Legislature acts to ban sex offender chiropractors

Published: 2010-06-14 11:04:26
Author: Lora Pabst | Minneapolis Star Tribune | March 11, 2010

Less than two weeks after a Star Tribune report exposed a legal loophole that allows convicted sex offenders to work as chiropractors, the state Senate is moving quickly on a bill that would overturn the policy.

Sen. Sharon Erickson Ropes, DFL-Winona, introduced a bill Tuesday that would expand a law that currently governs just the state Board of Medical Practice, which is prohibited from issuing a medical license to anyone convicted of a felony-level sexual offense. The bill was unanimously approved in a committee vote Wednesday night. It will be heard before the State Senate Judiciary committee on Friday.

"It's certainly a high standard that we also want applied to chiropractors," said Erickson Ropes, a registered nurse. "I think citizens would be surprised to find out that there were two sets of expectations. ... It's a no-brainer to me that we're equalizing those expectations."

Gary Hill, the Senate DFL caucus spokesman, said the measure has widespread support and is expected to pass in the Senate.

Erickson Ropes said she drafted the bill after reading the newspaper's report about Dr. Scott Fredin, who was granted a license by the state Board of Chiropractic Examiners last month even though Fredin spent two years in jail after pleading guilty to sexually assaulting two patients at his practice in Owatonna, Minn.
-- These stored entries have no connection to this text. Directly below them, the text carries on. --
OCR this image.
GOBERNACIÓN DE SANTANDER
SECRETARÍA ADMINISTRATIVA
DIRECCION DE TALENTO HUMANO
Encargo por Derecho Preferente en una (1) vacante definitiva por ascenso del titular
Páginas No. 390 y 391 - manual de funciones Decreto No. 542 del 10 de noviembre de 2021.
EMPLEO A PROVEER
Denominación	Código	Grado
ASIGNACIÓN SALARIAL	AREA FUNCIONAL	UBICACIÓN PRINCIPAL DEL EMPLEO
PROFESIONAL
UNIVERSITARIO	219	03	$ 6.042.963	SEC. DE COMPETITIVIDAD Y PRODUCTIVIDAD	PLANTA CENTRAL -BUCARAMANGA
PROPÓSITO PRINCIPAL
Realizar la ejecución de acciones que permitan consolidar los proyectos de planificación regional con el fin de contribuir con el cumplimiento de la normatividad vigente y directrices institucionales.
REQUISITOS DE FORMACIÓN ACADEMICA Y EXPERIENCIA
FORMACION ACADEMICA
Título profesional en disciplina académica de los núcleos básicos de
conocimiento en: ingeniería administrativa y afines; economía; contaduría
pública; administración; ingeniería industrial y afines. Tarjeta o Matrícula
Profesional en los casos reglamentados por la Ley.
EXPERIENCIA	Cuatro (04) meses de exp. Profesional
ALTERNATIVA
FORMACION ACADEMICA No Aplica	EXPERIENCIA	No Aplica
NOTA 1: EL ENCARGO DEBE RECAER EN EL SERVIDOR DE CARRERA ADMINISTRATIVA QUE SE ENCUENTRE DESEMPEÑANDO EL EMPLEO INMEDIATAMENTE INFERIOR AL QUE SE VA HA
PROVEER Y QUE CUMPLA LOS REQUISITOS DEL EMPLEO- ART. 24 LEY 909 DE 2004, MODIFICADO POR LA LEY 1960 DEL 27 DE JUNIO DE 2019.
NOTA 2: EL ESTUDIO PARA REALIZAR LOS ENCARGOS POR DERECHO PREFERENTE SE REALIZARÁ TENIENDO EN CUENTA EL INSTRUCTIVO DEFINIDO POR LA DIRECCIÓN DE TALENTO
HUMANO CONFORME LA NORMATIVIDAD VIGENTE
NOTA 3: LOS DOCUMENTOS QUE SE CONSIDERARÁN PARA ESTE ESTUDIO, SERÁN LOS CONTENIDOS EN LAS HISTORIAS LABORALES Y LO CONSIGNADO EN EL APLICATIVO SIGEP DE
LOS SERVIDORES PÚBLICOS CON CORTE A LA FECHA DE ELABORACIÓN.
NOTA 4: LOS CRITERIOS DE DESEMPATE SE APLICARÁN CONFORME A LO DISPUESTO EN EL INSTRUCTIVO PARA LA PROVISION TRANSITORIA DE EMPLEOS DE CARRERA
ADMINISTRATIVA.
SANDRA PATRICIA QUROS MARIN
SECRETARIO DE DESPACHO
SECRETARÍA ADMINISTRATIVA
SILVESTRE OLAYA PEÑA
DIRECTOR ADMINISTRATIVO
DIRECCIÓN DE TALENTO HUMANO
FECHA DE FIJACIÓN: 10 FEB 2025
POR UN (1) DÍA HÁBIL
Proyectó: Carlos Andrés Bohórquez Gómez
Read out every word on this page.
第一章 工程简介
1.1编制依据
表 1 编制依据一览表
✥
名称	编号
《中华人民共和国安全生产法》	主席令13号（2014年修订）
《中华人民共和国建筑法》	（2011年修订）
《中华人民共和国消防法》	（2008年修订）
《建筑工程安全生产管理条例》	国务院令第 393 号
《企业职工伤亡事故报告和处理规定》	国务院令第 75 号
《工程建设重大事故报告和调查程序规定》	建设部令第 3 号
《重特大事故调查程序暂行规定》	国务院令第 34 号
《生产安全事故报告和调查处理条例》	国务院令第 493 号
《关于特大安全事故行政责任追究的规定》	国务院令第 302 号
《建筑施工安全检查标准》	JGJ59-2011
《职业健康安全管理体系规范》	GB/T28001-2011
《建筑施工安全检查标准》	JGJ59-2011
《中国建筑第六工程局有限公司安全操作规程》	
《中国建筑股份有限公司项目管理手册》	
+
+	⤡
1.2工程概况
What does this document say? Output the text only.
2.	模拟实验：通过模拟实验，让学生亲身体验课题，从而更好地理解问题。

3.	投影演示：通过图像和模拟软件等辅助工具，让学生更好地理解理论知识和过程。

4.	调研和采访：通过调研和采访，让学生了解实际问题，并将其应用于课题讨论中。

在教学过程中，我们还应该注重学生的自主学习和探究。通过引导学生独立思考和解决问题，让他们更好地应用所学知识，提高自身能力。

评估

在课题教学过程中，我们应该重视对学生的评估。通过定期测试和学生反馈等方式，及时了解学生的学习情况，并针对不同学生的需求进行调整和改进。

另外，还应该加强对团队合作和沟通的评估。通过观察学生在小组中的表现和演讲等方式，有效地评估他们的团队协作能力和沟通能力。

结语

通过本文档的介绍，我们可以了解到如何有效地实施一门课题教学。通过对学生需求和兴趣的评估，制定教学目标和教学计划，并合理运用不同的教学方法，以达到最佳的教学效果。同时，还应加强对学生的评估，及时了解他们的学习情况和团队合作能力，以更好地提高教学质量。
The board revoked Fredin's license when he was convicted in 2003, but board officials approved his request to start over. He is not allowed to treat female patients without another person in the room, but he doesn't have to tell patients about his conviction. Fredin has been working in Minneapolis. His license is registered at Human Interfaces on Willow Street. Larry Spicer, executive director of the chiropractic board, told the Star Tribune in February that he thought the board would support extending the revocation requirement to chiropractors.